Italy Must Fix Pension Jam to Give Youth Jobs, Boeri Saysby
Lower pension for early retirees at core of proposed reform
Test implementation in one industry seen as 'very useful'
Italy should let people retire early with lower pensions to reduce the country’s almost 40 percent youth unemployment rate, the head of the pensions and social security agency says.
The 2011 law that raised the pension age to almost 67 “had the bottleneck-effect of suddenly locking in many workers for up to four years,” making it difficult for employers to hire young people, Tito Boeri said in an interview. While he favors the idea of linking retirement to life expectancy, there was no need to prevent people from retiring sooner with lower pay, said Boeri, who has been the president of the Istituto Nazionale della Previdenza Sociale for a year.
Almost a third of Italy’s total public spending net of debt-financing costs went toward pensions last year for a total of 259 billion euros ($289 billion), according to government estimates. To try to make pension spending more sustainable, in 2011 then-Premier Mario Monti raised the retirement age for men from 65 to 66 and seven months and set rules to gradually take it up to that level for women by 2018. He also completed reforms putting new pensioners on a system based on total contributions instead of one on the final years’ salary.
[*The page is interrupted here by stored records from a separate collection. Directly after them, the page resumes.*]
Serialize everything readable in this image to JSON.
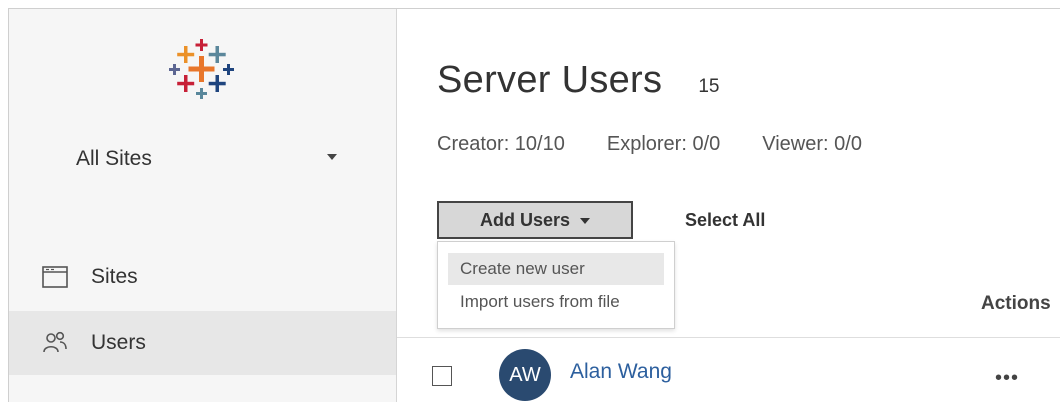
{
  "sidebar": {
    "logo_icon": "tableau-logo-icon",
    "site_selector": {
      "label": "All Sites",
      "icon": "caret-down-icon"
    },
    "items": [
      {
        "label": "Sites",
        "icon": "browser-window-icon",
        "selected": false
      },
      {
        "label": "Users",
        "icon": "users-icon",
        "selected": true
      }
    ]
  },
  "main": {
    "title": "Server Users",
    "count": "15",
    "licenses": {
      "creator": "Creator: 10/10",
      "explorer": "Explorer: 0/0",
      "viewer": "Viewer: 0/0"
    },
    "add_users_label": "Add Users",
    "select_all_label": "Select All",
    "dropdown": {
      "items": [
        "Create new user",
        "Import users from file"
      ],
      "highlighted_index": 0
    },
    "actions_header": "Actions",
    "rows": [
      {
        "initials": "AW",
        "name": "Alan Wang",
        "actions": "•••"
      }
    ]
  },
  "colors": {
    "sidebar_bg": "#f6f6f6",
    "selected_nav_bg": "#e7e7e7",
    "link": "#2c5f9e",
    "avatar_bg": "#2a4a70",
    "button_bg": "#d7d7d7"
  }
}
Boeri, a professor of economics on leave from the Bocconi University in Milan, said studies conducted by his team on INPS data highlight how the higher compulsory retirement age reduced job reallocation to younger workers. In companies where employees forced to delay retirement were equal to 5 percent of the total workforce, the hiring rate of young workers was less than half that of companies where potential retirees amounted to just 1 percent of staff, he said.
While Italy created 764,000 more permanent jobs in 2015 than it did the year before, according to INPS data released Tuesday, youth unemployment remained high at 37.9 in December, the last month for which data are available. That compares with an overall jobless rate of 11.4 percent.
Boeri stressed the need to shield young people from the worst effects of economic downturn and called on lawmakers to pass, before year’s end, a law introducing some form of income support for the poor similar to ones already existing in other European countries.
Concerns that a high number of older workers may opt for early retirement all at once, putting a strain on the system, shouldn’t be overplayed, Boeri said. Projections made by his team show that “a flexible system of this type would be budget-neutral” because “additional pensions for earlier retirees are lower than those paid to people retiring later.” He also said he favored applying early retirement just to one industry or sector at first as “a useful test” ahead of any general overhaul of the system.
In order to make future pension spending even more sustainable, the existing highest pensions based on the final years’ compensation should be curtailed, by reducing the difference between their current value and the estimated contributions during the working lifetime, Boeri said in the Feb. 9 interview.
Regarding the overall reform of the pensions system, Boeri said that the timing of its discussion and approval now “much depend on negotiations Italy will conduct with the European Commission” and will likely involve objections about the short-term impact on Italy’s debt.
The debt fell in December to 2.17 trillion euros from 2.21 trillion euros in the previous month and remains the euro region’s second-biggest after Greece when measured against GDP. Reflecting investor concerns about the region’s higher-debt nations, the yield difference, or spread, between Italy’s 10-year bonds and equivalent German bunds widened on Feb. 11 to the most in seven months, before narrowing to about 140 basis points this week.